Item: Achievement is all well and good, but it is failure that sticks in the mind. If you want a headline to be memorable, get it spectacularly wrong (“DEWEY DEFEATS TRUMAN”). If you want to be remembered as a copy editor, insist on something really stupid. Language Log, where there is glee at the excesses of the copy desk, presents a classic case today. Perhaps the story is even true. But even if not, the reputation will stand.
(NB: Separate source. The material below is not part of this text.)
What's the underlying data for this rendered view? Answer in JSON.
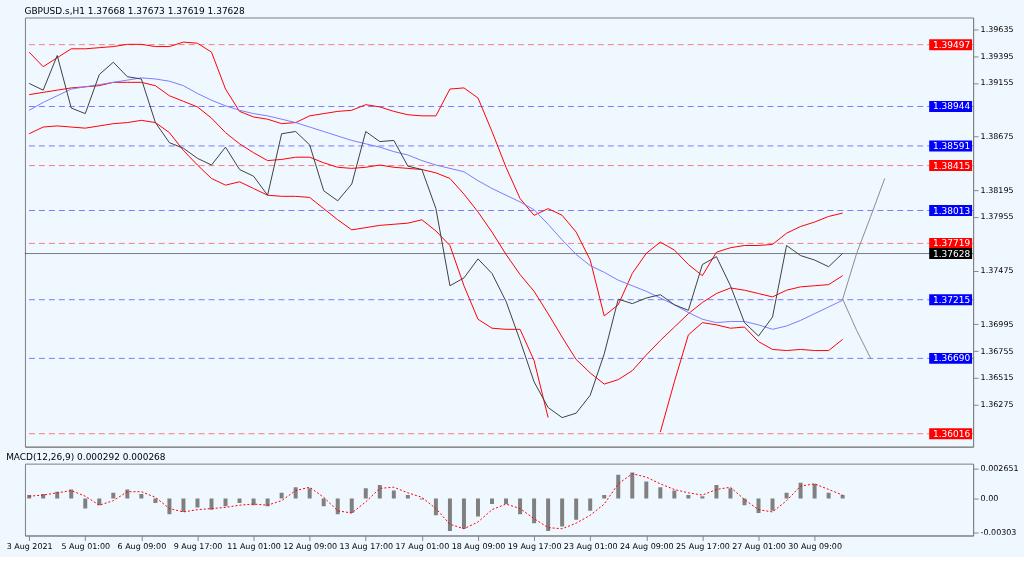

Item: Mighty Red Pen has discovered a generation gap, two spaces wide. If you put two spaces after a period, you almost certainly developed the habit on a typewriter. If you put one, you swim in the current of the electronic era.

Item: The Education Fund of the American Copy Editors Society has linked with GoodSearch, a search engine powered by Yahoo that donates half its advertising revenue to worthy causes, of which the Education Fund is emphatically one. Since you were going to look for things on the Web or shop anyhow, you might as well do so on GoodSearch, identifying the ACES Education Fund as your preferred charity.



*I was not aware of the Beacon until yesterday and have no knowledge of its authors or connection with them. Their irreverence toward The Enquirer is pronounced.